Making belated sequels to beloved movies is an increasingly popular trend, but one that yields somewhat mixed results. A better example of such, Blade Runner 2049, is one of the most popular viewing choices on HBO Max this week and is also one of Harrison Ford’s best films of recent years, despite being overlooked by general audiences upon its theatrical release in 2017.
Blade Runner is, of course, one of the greatest sci-fi movies ever made. Set in the far-flung future of, um, 2019, it sees Ford as the titular bounty hunter tasked with hunting down rogue replicants, bioengineered artificial humans designed for various undesirable tasks. Although on one level a basic neo-noir augmented by cyberpunk imagery, it posits numerous existential questions about the nature of identity, the truth and fallibility of memory, and what it means to be alive. Blade Runner 2049 expands on these ideas, further exploring the expanding parameters of defined humanity.

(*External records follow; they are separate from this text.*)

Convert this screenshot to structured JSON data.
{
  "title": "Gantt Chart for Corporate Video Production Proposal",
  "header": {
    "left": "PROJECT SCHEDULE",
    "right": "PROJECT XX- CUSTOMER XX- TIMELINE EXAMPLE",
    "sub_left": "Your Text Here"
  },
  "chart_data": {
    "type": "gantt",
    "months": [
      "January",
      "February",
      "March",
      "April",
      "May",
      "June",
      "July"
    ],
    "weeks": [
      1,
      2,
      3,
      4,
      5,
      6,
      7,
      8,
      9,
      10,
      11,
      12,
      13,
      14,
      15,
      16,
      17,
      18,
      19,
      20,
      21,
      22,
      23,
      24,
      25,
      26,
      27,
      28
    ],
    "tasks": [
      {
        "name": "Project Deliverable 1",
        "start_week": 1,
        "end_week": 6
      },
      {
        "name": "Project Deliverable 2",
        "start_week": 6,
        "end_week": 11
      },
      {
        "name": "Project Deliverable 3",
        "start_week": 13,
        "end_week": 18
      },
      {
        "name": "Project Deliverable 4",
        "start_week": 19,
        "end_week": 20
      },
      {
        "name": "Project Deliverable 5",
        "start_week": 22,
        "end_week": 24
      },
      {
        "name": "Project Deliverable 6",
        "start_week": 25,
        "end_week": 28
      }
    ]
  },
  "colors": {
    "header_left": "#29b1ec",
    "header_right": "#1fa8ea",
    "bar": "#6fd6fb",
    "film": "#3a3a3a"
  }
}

The bulk of the story revolves around K (Ryan Gosling), a police officer and advanced model of replicant, who’s ordered to uncover the identity of someone who was seemingly born of the biological union of two replicants, something thought impossible. Ford comes back into proceedings when K discovers where he’s hiding out, and immediately plays a key part in unlocking the mystery slowly being uncovered.
In an inverse of the first movie, where Ford’s Deckard believes his memories might have been implanted, K comes to suspect whether the supposedly fabricated memories that he knows were given to him are actually real. It queries how much our past defines us, and if we were to believe ourselves to have lived different lives, would that make us different people?
Blade Runner 2049 sees Harrison Ford returning to one of his most iconic roles, and unlike most of his recent output where he looks utterly bored and wishing he could be anywhere else, it prompts a performance where he appears as truly alive as one of the replicants might or might not be.